Meeting in a Men’s Shop

It is strictly through mutual friends that I know Evan, a surgeon, but I was nevertheless stung yesterday when he failed to recognize me, having dined with him in a party of six on no less than three previous occasions, the most recent being just a few weeks ago at Weber’s Inn. Indeed, his obliviousness confirmed that I’m as inconsequential as I sometimes think. We were against a rack of sports jackets in Van Boven, and by the time he was finally able to recall me the sale prices had been slashed another ten percent. My incipient embarrassment suggested that I might need to excuse myself and slink back to my car in the Maynard Street garage. But it turned out there was good reason the awareness my existence had been utterly extirpated from his mind. Since our last meeting, Evan had experienced a momentous adventure.

Evan is a handsome guy with a nice head of graying hair, and I’d say he’s six feet tall and 180 pounds. I joked that one of the paisley jackets on the rack was perfect for him, and he admitted that in the 1960s it would have been. At first we chit-chatted like a couple of poor swimmers treading water and hoping not to see a large wave. I mentioned my upcoming trip to Costa Rica and asked about his next vacation. Evan and Jill are world travelers. I’ve bumped into Jill, either as she attended parties solo when Evan was otherwise occupied, or in the supermarket, as happened last fall.
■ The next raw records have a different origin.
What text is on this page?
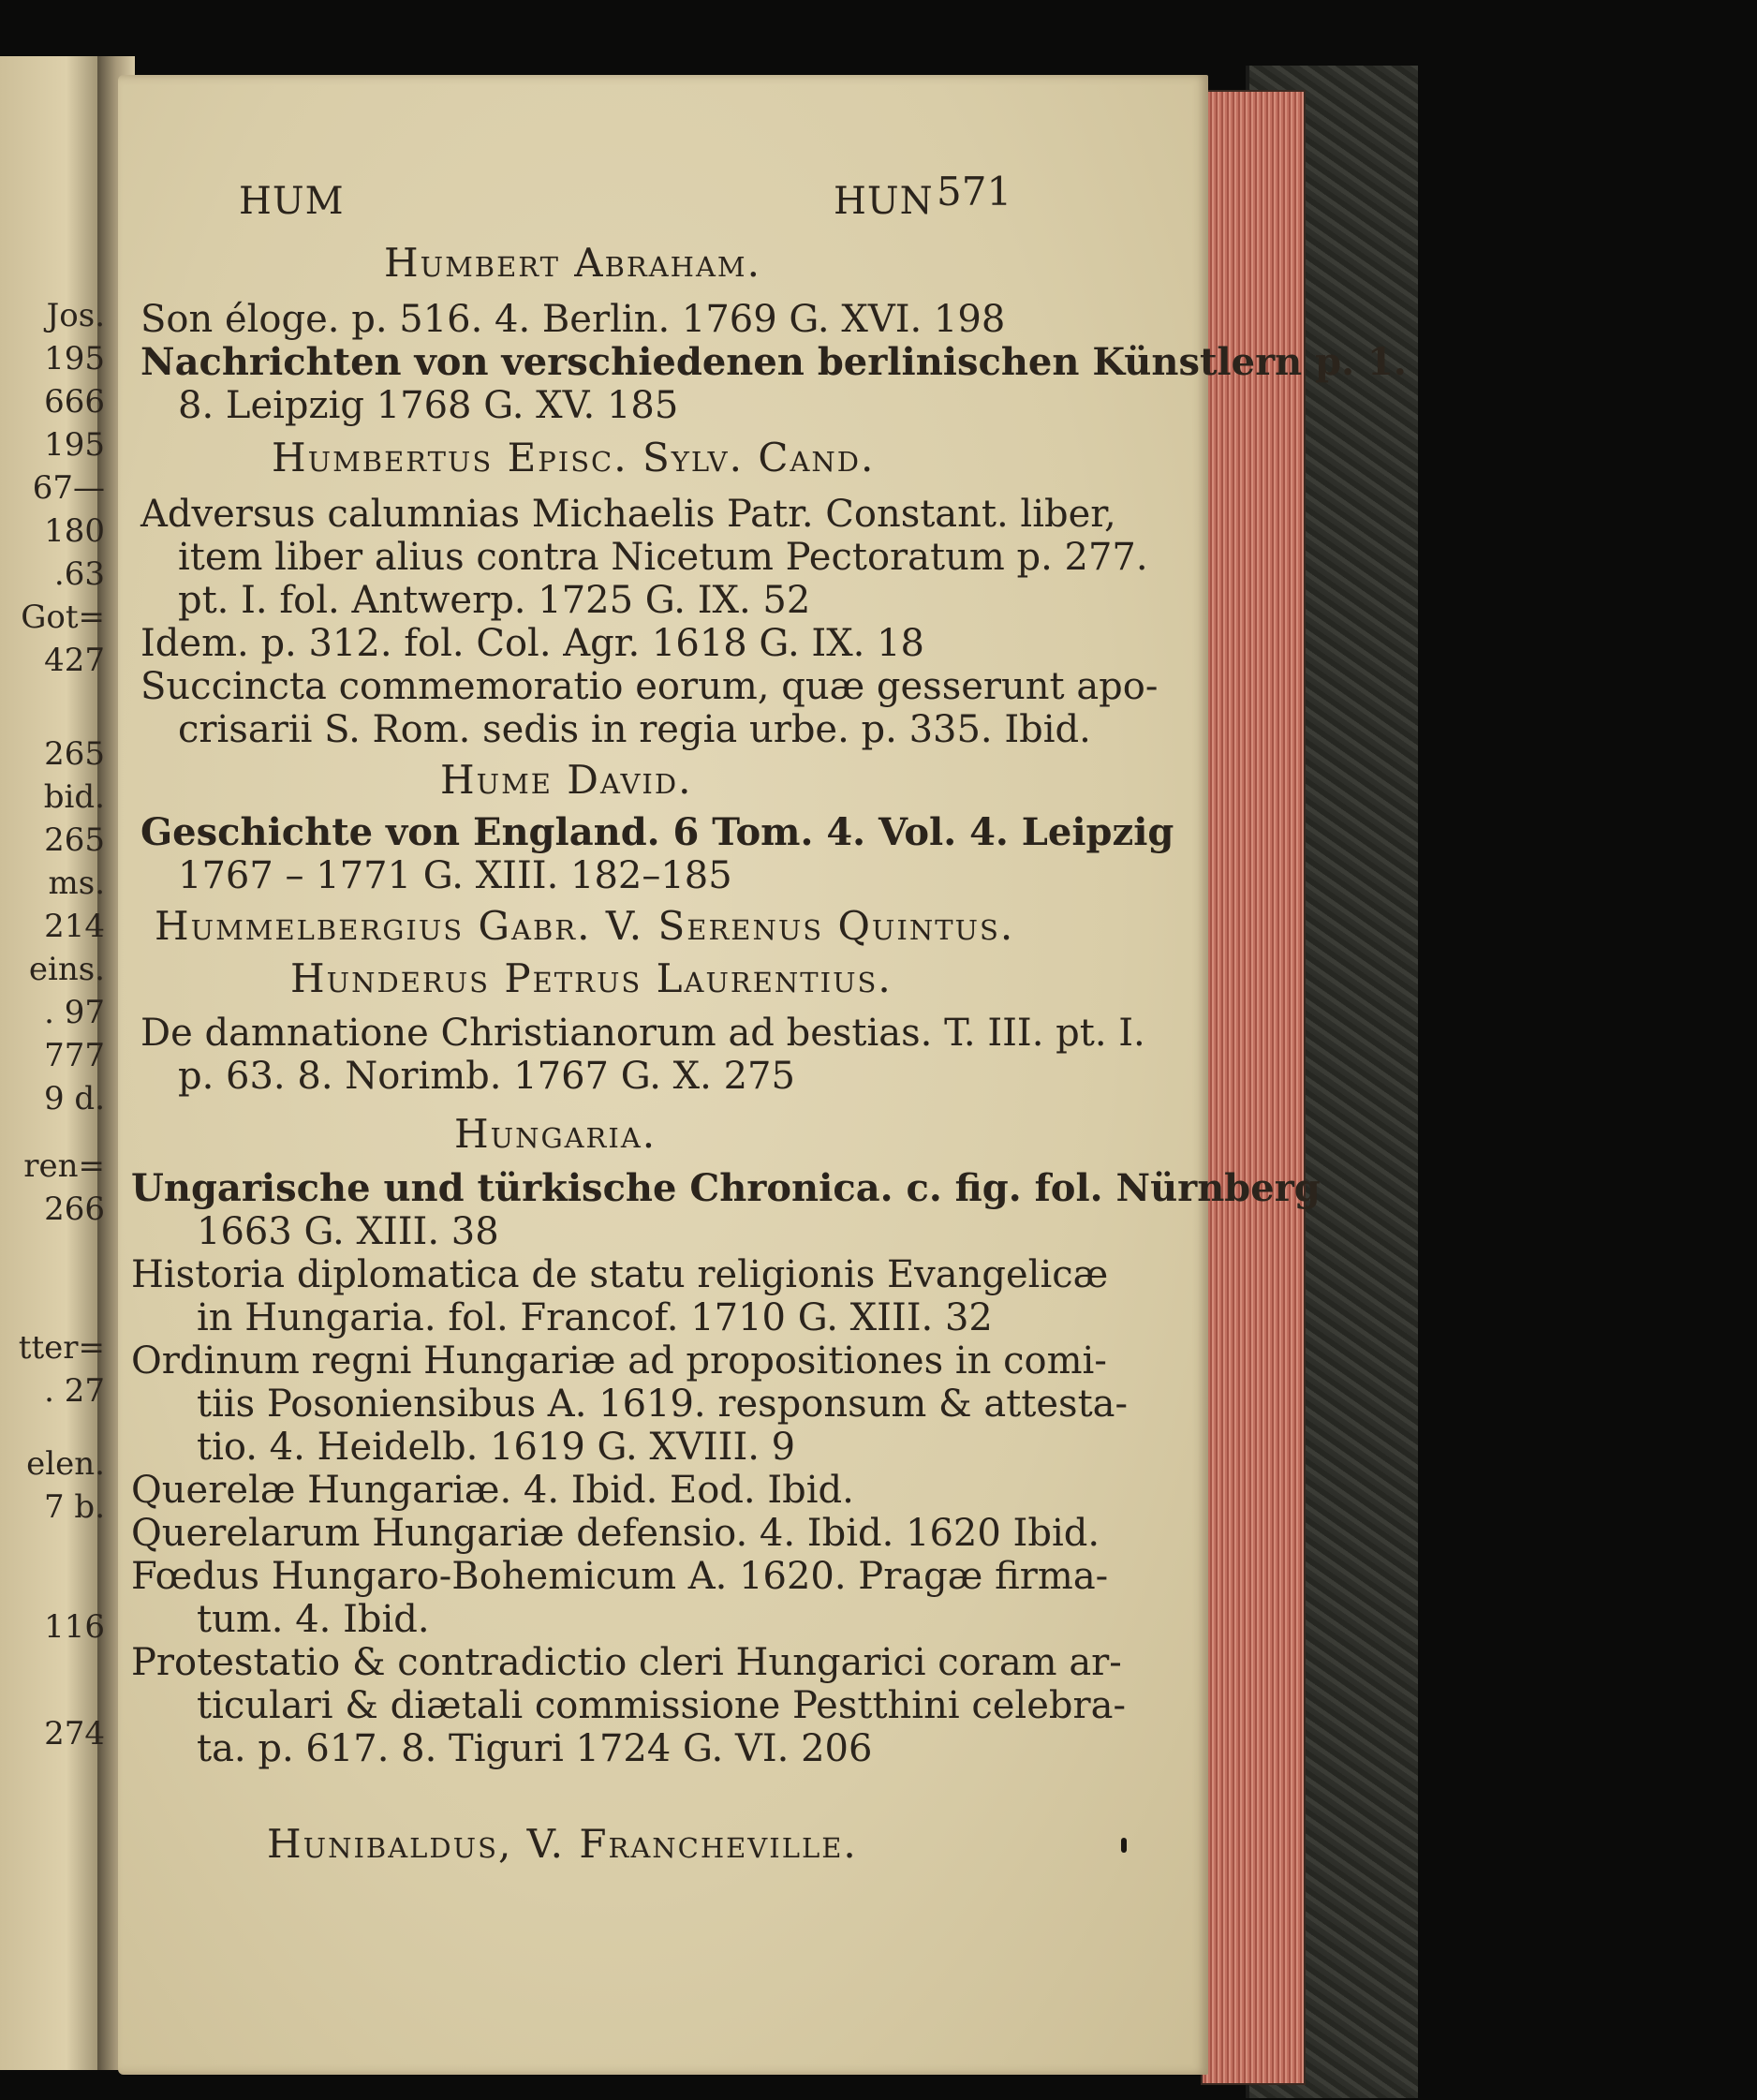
Jos.
195
666
195
67—
180
.63
Got=
427
265
bid.
265
ms.
214
eins.
. 97
777
9 d.
ren=
266
tter=
. 27
elen.
7 b.
116
274
HUM	HUN 571
Humbert Abraham.
Son éloge. p. 516. 4. Berlin. 1769 G. XVI. 198
Nachrichten von verschiedenen berlinischen Künstlern p. 1.
8. Leipzig 1768 G. XV. 185
Humbertus Episc. Sylv. Cand.
Adversus calumnias Michaelis Patr. Constant. liber,
item liber alius contra Nicetum Pectoratum p. 277.
pt. I. fol. Antwerp. 1725 G. IX. 52
Idem. p. 312. fol. Col. Agr. 1618 G. IX. 18
Succincta commemoratio eorum, quæ gesserunt apo-
crisarii S. Rom. sedis in regia urbe. p. 335. Ibid.
Hume David.
Geschichte von England. 6 Tom. 4. Vol. 4. Leipzig
1767 – 1771 G. XIII. 182–185
Hummelbergius Gabr. V. Serenus Quintus.
Hunderus Petrus Laurentius.
De damnatione Christianorum ad bestias. T. III. pt. I.
p. 63. 8. Norimb. 1767 G. X. 275
Hungaria.
Ungarische und türkische Chronica. c. fig. fol. Nürnberg
1663 G. XIII. 38
Historia diplomatica de statu religionis Evangelicæ
in Hungaria. fol. Francof. 1710 G. XIII. 32
Ordinum regni Hungariæ ad propositiones in comi-
tiis Posoniensibus A. 1619. responsum & attesta-
tio. 4. Heidelb. 1619 G. XVIII. 9
Querelæ Hungariæ. 4. Ibid. Eod. Ibid.
Querelarum Hungariæ defensio. 4. Ibid. 1620 Ibid.
Fœdus Hungaro-Bohemicum A. 1620. Pragæ firma-
tum. 4. Ibid.
Protestatio & contradictio cleri Hungarici coram ar-
ticulari & diætali commissione Pestthini celebra-
ta. p. 617. 8. Tiguri 1724 G. VI. 206
Hunibaldus, V. Francheville.
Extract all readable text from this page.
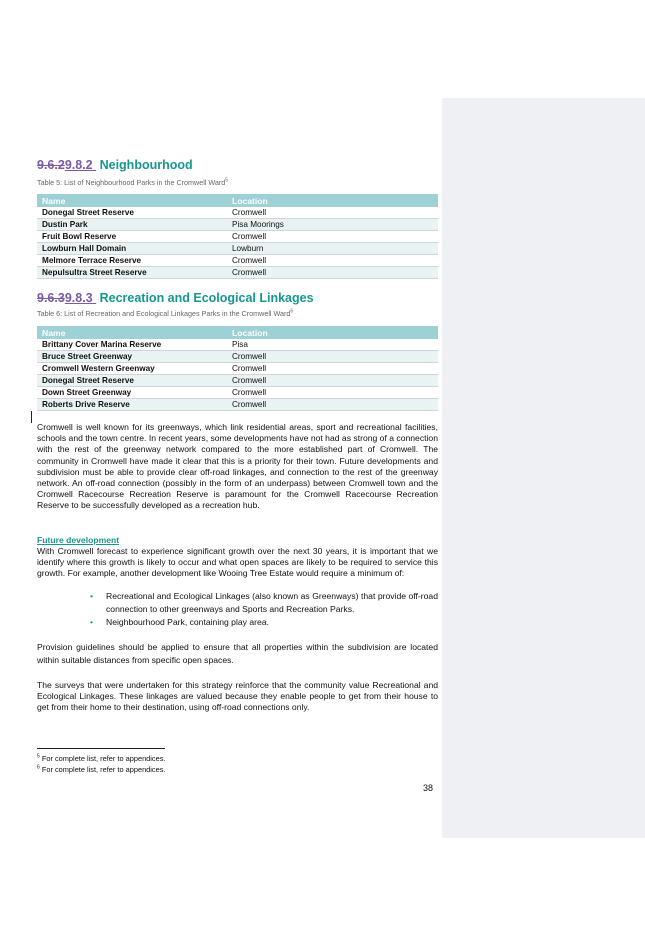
9.6.29.8.2 Neighbourhood
Table 5: List of Neighbourhood Parks in the Cromwell Ward$^5$
Name	Location
Donegal Street Reserve	Cromwell
Dustin Park	Pisa Moorings
Fruit Bowl Reserve	Cromwell
Lowburn Hall Domain	Lowburn
Melmore Terrace Reserve	Cromwell
Nepulsultra Street Reserve	Cromwell
9.6.39.8.3 Recreation and Ecological Linkages
Table 6: List of Recreation and Ecological Linkages Parks in the Cromwell Ward$^6$
Name	Location
Brittany Cover Marina Reserve	Pisa
Bruce Street Greenway	Cromwell
Cromwell Western Greenway	Cromwell
Donegal Street Reserve	Cromwell
Down Street Greenway	Cromwell
Roberts Drive Reserve	Cromwell
Cromwell is well known for its greenways, which link residential areas, sport and recreational facilities, schools and the town centre. In recent years, some developments have not had as strong of a connection with the rest of the greenway network compared to the more established part of Cromwell. The community in Cromwell have made it clear that this is a priority for their town. Future developments and subdivision must be able to provide clear off-road linkages, and connection to the rest of the greenway network. An off-road connection (possibly in the form of an underpass) between Cromwell town and the Cromwell Racecourse Recreation Reserve is paramount for the Cromwell Racecourse Recreation Reserve to be successfully developed as a recreation hub.
Future development
With Cromwell forecast to experience significant growth over the next 30 years, it is important that we identify where this growth is likely to occur and what open spaces are likely to be required to service this growth. For example, another development like Wooing Tree Estate would require a minimum of:
• Recreational and Ecological Linkages (also known as Greenways) that provide off-road connection to other greenways and Sports and Recreation Parks.
• Neighbourhood Park, containing play area.
Provision guidelines should be applied to ensure that all properties within the subdivision are located within suitable distances from specific open spaces.
The surveys that were undertaken for this strategy reinforce that the community value Recreational and Ecological Linkages. These linkages are valued because they enable people to get from their house to get from their home to their destination, using off-road connections only.
$^5$ For complete list, refer to appendices.
$^6$ For complete list, refer to appendices.
38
She once asked me whether Susan and I might have any interest in being their travel companions. From our very first meeting with them, I knew their preferred Caribbean destination is Turks and Caicos. It was from our mutual friends that I learned they had climbed Kilimanjaro. Jill asked whether Susan and I like Africa? How about Asia? Their experiences in Bali have been fascinating. The truth is that I sandbagged her by disclaiming any interest in Africa or Asia. My guess is that traveling with them wouldn’t be my cup of tea. I like to lead expeditions and wouldn’t enjoy being treated as a subordinate. That first time we had joined our mutual friends for dinner, which was at a restaurant called the Earle, Evan kept the five of us waiting nearly an hour. He was working out. We drank a lot of wine and listened to our stomachs gurgle. When Evan did arrive, he sat across from me and talked about his specialty in reconstructive surgery and about his climbing trip to Ecuador. He and Jill complained about the high cost of chandeliers for the million-dollar house they were building. He never asked a damn thing about Susan or me. The next morning, our mutual friends phoned to apologize for Evan’s behavior.

Now that he appeared to recognize me and deigned me worth speaking to, he said, “I just got back from Argentina.” Sure, I remembered from our recent dinner. Wasn’t there a family health issue that might have prevented his traveling? “My mother had broken her hip.”

Then I remembered the big January news from Argentina, where on the tallest peak in all of the Americas, some Italian climbers had met with disaster. Evan informed me that his party of seven was on the very same mountain, Aconcagua, which reaches 22,841 feet. On January 7, four Italians and their Argentine guide summitted the peak and started down when a storm caught them—”As will happen on the mountain,” Evan said—and they became lost, then were caught in an avalanche that killed one woman outright. The others spent the night exposed at thirteen below zero in eighty-mile-per-hour winds.

“Maybe it’s the physician in me, but I just can’t stand it knowing that people are dying so close by. I never was able to go to sleep that night in my tent.” A huge rescue party—sixty people according to Evan, eighty according to the AP—was organized to bring the climbers down. Bivouacked in Condor’s Nest camp at 17,800 feet, with just one other camp between themselves and the summit, Evan saw the victims being carried out the next day.

The guide survived overnight but perished the next day. Another climber was barely alive when carried down on a stretcher, while two more were severely frostbitten and badly bruised. Evan came to the realization that he hadn’t gone on his vacation in order to die. As one member of his own party was experiencing heart symptoms, Evan volunteered to lead him off the mountain. He told their guide not to expect him back.

And now he stood in a men’s shop, looking for bargains. We chit-chatted some more, and he asked where we would be going in Costa Rica. I said it would be the Pacific beaches in the northwest of the country. He warned me about ocean swimming there. Andean adventures and misadventures notwithstanding, the closest he’s ever come to dying was in a rip-tide on the Pacific Coast of Costa Rica.

I have to say that in every respect I like my chances.